At most schools, when a student graduates, they are left largely to their own devices to establish a foothold in the industry, and it requires a lot of hustling, knocking on doors, and cold-calling companies. But what if a school could help students understand how to network and connect with the industry before they graduated?
That thought is the inspiration for Vancouver Film School’s Fresh Meet, an innovative program designed for 3D and vfx students who attend the entertainment arts school, allowing them to network early with the right people from major studios.
The idea for Fresh Meet was conceived by Sarah von Fersen, who joined the Vancouver Film School (VFS) Animation program as its mentorship and industry relations lead, after having enjoyed a fulfilling career as an artist at Framestore, Electronic Arts, Jim Henson Creature Shop, and Pixar. Her goal was to ensure that VFS’s students had greater opportunities to network with animation and vfx studios before graduation than she had had when she was in school.
“One of the mandates I had when I started at VFS was to begin working on the concept that would eventually become the Fresh Meet event,” von Fersen says. “Other programs at the school, like Digital Design and Game Design, were doing industry events, so I started researching their events and seeing how they were created and what happened at the events… then I adjusted it to meet the needs of our animation students.”
The Fresh Meet concept takes a common sense approach to helping students. While VFS 3D animation students are still in session and hard at work in their one-year immersive programs, they are introduced to industry contacts during the Fresh Meet event, which allows them to showcase their works-in-progress.
Through Fresh Meet and additional mentoring, students learn how to present themselves and their work in the right way to prospective employers, which is a critical step for landing a job after graduation.

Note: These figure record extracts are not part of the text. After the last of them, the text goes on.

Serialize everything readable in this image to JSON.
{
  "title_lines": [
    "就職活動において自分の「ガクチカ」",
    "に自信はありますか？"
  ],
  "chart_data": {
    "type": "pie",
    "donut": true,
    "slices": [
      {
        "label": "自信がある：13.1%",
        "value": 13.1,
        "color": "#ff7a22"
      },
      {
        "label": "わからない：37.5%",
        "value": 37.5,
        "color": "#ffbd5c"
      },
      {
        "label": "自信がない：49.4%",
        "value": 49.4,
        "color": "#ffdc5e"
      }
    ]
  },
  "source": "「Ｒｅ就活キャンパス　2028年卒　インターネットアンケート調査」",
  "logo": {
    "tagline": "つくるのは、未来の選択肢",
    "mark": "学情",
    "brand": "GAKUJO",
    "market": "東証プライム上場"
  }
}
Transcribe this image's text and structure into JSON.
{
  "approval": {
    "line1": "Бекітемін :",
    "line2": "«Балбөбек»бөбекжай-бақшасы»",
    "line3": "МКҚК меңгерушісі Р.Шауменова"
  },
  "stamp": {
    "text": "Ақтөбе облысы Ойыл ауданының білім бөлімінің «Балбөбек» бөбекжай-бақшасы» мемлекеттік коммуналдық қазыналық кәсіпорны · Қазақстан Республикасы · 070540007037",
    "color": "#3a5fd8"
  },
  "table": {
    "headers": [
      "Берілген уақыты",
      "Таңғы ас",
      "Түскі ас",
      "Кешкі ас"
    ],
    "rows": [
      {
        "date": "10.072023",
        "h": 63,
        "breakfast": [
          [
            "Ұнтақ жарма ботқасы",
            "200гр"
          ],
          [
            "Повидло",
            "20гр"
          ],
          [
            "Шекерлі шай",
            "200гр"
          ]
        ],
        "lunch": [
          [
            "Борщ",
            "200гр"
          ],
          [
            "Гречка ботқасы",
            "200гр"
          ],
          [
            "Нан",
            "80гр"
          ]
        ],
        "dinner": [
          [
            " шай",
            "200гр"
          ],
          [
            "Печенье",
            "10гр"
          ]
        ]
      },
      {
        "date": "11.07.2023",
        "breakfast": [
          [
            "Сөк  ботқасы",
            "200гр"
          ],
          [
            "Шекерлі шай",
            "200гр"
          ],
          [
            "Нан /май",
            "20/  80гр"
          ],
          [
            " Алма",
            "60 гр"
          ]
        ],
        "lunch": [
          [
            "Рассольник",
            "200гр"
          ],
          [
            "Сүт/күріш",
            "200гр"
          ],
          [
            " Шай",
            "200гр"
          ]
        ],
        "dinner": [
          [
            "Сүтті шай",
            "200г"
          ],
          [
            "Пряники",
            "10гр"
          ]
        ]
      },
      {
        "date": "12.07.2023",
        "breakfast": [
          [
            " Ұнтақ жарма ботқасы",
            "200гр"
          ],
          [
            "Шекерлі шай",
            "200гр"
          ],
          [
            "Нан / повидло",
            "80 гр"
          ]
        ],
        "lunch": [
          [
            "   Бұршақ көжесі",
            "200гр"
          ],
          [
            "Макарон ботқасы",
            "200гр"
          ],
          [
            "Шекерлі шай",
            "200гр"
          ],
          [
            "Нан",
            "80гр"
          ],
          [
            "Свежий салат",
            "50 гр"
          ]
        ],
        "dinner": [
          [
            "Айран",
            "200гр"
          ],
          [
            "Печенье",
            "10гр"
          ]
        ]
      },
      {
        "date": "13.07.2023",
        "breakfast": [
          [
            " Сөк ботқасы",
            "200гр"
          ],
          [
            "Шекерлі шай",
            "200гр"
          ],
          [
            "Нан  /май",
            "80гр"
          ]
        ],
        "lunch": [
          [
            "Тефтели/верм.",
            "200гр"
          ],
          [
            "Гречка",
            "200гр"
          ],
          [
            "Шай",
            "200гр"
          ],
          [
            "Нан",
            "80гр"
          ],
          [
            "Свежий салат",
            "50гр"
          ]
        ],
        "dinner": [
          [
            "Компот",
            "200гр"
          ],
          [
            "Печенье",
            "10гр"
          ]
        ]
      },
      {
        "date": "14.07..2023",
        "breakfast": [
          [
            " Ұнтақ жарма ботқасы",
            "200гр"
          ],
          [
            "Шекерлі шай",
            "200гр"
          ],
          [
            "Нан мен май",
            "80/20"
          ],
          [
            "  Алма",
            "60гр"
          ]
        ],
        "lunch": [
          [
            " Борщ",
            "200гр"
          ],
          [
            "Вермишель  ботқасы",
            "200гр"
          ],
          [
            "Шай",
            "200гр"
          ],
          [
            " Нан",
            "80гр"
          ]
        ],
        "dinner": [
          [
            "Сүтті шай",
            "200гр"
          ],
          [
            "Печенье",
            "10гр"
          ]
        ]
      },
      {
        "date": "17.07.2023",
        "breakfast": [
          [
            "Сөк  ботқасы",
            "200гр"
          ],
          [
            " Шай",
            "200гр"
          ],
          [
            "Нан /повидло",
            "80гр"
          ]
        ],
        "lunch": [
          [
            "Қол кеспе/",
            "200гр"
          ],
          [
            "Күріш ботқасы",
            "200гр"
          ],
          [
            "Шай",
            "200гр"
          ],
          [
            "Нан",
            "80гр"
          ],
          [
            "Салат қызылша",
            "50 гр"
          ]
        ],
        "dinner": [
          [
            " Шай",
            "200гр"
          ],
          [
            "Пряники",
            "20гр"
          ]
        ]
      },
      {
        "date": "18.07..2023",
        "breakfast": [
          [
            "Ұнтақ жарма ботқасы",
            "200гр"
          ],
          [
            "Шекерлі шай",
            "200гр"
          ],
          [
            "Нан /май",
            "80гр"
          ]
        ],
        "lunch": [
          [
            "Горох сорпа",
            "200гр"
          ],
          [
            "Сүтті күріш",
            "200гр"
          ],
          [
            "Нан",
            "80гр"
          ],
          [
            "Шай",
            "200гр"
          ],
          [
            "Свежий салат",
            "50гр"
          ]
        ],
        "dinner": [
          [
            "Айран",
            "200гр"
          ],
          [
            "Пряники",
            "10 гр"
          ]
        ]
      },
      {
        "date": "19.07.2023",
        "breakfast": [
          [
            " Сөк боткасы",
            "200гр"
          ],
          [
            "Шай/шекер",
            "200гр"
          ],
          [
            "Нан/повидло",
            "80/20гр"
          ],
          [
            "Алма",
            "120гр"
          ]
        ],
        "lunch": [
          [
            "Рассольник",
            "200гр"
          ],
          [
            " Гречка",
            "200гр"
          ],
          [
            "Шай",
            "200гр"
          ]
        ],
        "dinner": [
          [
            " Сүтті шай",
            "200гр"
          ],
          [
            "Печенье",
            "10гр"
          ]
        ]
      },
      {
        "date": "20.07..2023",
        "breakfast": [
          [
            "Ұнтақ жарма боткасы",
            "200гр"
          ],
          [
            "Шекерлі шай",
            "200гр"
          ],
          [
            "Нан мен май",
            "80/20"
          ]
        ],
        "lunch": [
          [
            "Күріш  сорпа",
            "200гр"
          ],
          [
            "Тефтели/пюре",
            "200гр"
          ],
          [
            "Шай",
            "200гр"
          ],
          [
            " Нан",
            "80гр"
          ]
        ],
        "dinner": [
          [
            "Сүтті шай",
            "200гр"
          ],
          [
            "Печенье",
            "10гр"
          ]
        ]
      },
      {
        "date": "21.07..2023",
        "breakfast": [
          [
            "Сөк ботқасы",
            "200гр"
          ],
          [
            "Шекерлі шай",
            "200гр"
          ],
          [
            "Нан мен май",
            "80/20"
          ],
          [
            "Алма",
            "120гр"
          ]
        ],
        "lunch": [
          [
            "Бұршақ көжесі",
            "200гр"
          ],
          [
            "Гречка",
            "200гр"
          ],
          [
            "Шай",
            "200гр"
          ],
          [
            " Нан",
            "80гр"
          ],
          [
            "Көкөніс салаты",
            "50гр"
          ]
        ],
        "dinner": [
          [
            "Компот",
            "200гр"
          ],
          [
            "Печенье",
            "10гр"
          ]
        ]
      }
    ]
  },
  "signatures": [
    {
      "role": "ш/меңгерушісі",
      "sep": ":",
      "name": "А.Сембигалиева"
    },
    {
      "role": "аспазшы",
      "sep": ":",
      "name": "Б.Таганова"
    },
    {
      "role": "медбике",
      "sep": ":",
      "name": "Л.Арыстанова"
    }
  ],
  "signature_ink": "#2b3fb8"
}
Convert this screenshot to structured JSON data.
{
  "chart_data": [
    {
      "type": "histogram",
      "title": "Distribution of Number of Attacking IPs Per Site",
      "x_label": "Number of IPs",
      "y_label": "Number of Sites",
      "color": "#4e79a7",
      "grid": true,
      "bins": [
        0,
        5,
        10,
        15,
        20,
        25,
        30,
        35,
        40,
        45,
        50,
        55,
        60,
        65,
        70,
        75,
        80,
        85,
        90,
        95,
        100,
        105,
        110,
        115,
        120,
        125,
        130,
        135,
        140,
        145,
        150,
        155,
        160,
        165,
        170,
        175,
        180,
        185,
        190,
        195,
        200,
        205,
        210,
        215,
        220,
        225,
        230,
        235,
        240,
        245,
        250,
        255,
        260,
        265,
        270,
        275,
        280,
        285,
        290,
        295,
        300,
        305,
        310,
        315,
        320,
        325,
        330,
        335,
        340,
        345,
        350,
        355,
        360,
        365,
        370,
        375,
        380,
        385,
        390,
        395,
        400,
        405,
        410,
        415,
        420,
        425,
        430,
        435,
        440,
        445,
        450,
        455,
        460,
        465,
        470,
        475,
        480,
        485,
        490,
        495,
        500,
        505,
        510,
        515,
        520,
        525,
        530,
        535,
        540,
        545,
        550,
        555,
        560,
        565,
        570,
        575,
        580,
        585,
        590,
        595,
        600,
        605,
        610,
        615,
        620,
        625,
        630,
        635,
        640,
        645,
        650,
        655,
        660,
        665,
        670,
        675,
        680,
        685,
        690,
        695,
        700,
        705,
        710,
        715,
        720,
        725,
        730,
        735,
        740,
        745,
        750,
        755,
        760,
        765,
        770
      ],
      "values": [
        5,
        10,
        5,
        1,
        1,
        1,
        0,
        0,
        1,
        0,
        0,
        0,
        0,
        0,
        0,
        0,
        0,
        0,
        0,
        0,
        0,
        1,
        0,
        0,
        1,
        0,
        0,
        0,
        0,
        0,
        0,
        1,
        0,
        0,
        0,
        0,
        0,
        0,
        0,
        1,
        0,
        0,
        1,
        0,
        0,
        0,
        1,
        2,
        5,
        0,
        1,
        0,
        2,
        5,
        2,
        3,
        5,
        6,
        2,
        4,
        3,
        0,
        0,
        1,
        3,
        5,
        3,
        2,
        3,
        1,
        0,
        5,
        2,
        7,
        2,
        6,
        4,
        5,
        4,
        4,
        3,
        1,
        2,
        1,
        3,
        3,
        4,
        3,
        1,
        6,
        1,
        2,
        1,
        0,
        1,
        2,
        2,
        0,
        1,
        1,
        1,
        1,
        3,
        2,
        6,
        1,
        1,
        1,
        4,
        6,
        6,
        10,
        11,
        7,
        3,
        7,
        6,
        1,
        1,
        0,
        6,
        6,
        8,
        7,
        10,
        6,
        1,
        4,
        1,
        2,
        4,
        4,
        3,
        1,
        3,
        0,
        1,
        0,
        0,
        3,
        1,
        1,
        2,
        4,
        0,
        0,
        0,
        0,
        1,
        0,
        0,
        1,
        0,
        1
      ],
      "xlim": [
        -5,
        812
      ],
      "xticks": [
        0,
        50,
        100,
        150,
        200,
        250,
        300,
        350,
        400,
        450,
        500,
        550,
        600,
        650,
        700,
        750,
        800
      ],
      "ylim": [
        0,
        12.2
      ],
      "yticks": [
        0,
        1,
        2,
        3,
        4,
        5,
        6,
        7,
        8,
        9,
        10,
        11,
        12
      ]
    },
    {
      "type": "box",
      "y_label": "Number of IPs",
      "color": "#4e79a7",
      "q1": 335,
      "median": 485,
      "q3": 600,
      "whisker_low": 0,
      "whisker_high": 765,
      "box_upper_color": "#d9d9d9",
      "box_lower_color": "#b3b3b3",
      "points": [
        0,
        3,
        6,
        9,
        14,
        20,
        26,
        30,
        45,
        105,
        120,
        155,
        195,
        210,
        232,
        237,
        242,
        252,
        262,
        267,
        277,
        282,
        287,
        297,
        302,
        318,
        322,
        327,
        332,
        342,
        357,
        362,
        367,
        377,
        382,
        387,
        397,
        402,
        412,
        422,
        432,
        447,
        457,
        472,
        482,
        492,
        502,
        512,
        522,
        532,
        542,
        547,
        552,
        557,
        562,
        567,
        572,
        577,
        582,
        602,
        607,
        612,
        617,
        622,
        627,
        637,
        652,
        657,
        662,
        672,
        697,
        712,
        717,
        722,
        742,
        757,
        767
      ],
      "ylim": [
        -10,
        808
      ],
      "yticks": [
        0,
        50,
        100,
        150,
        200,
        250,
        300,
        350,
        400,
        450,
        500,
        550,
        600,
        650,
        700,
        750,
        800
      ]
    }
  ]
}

“We prepare them for a couple of things leading up to Fresh Meet,” von Fersen explains. “We prepare them to talk in front of an audience and become comfortable presenting their work. The speech is short…45 seconds or so, where they talk about who they are, where they are from, why they are here—things the industry reps want to know. I work with the students after they write their first draft of their speeches so they understand what the industry people want to know and want to see.”
This kind of personal mentorship comes in especially handy for the school’s international students (some 47% of the school’s population) for whom English may be a second language. “We do rehearsals of the speech,” she says. “We start off with a small audience, maybe a couple of people, and then gradually increase the number of audience members over subsequent rehearsals. And as this is while they are still in their one-year program, the students haven’t completed their demo reel, but they work with their senior mentors [who are working industry professionals] to help decide what clips showcase what they are best at, and their best work.”
Some students have been offered jobs straight out of the Fresh Meet event, but it is beneficial even for those who aren’t hired immediately. “It makes them known to people in the industry,” von Fersen says. “They are recognized when they go to job interviews later on. So often these days, you apply for a job and it is just to an email address. But we get them networking and talking to people—and so much of this industry is word-of-mouth. If you can make those contacts early, you are halfway there. There is no doubt… Fresh Meet opens doors.”